Luca Pulino arriva in piazza in ambulanza, steso sulla barella: arriva da Capranica, ha 41 anni e da 11 anni è malato di Sla. "Era uno sportivo, un ragazzo vivace e dinamico - ricorda la mamma, Maria Antonietta - Tre anni dopo la diagnosi ha smesso di parlare, 5 anni dopo ha avuto bisogno di tracheotomia e Peg: è stata una sua scelta, sapeva a cosa andava incontro. Oggi è paralizzato al 99%, non muove più un dito, ma il suo cervello funziona benissimo. Conosce benissimo la malattia e sa quale sarà il suo decorso". L'assistenza di Luca pesa soprattutto sulla famiglia: "Abbiamo un'infermiera dalle 8 alle 14, per tutto il resto della giornata sono io sola con lui. Quando c'è l'assistenza, esco un'oretta per fare qualche commissione, ma poi torno subito a casa. Solo per lavarlo, ci vogliono due persone almeno. E circa un paio d'ore. Finché ho potuto, mi sono occupata io soltanto della sua igiene personale: mi sembrava più rispettoso, più dignitoso. Ora però non è più possibile". Così come è impossibile far uscire Luca di casa, se non in occasioni eccezionali: "Per portarlo dall'ospedale a casa, devo pagare 80 euro di ambulanza - racconta la mamma - Lo stato ci concede solo quelle 6 ore di assistenza, il resto è tutto a carico nostro. Almeno 1.200 euro al mese tra farmaci, pomate ecc. A cui vanno aggiunti circa 1.300 euro a bimestre di elettricità. Per fortuna, grazie al comunicatore, riusciamo a parlare tanto. E qualche volta anche a litigare".
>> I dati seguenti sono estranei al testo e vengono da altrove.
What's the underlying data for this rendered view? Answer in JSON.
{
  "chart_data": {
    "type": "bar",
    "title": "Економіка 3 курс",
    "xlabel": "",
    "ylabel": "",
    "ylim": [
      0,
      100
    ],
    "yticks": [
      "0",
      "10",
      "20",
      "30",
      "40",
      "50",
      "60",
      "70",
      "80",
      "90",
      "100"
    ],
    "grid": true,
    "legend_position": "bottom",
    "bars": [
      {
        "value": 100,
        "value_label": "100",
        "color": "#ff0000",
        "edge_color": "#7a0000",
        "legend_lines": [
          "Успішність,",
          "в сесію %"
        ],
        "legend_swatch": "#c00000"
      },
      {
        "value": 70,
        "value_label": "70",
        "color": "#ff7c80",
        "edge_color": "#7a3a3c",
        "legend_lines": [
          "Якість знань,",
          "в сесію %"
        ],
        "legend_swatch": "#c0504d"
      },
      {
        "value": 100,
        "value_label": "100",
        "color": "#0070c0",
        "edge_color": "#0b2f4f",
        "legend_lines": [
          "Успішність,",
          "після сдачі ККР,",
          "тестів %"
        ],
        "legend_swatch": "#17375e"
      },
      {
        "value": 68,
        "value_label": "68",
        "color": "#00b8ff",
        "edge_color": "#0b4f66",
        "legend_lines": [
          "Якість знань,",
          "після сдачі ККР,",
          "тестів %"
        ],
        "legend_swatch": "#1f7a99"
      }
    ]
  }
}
Un'altra ambulanza arriva in piazza: scende Andrea Diomede, insieme ai suoi due assistenti, che ogni giorno si prendono cura di lui. Risponde alle nostre domande attraverso la sua "lavagna" trasparente, il comunicatore che usa nelle rarissime occasioni in cui è fuori casa. "I problemi li hanno i malati che non si chiamano Borgonovo o Melazzini - denuncia - e che ricevono appena 5 ore al giorno di assistenza. Nel loro caso, sono le famiglie che devono assisterli: e così, dopo un po', si ammalano tutti". Sorride, ma è severo il capo d'accusa che rivolge al sistema dell'assistenza: "c'è il malcostume di lucrare sulla sanità - continua - Le offerte d'appalto sono gonfiate, ci troviamo di fronte a una Prima Repubblica mai finita!Le Asl pagano 900 euro al giorno per l'assistenza di ogni malato h24. E siamo in pochi fortunati ad essere riconosciuti h24. Di questi 900 euro, solo 400 arrivano ai 3 assistenti che si prendono cura del malato: le cooperative lucrano: il problema si può risolvere solo con l'assistenza diretta".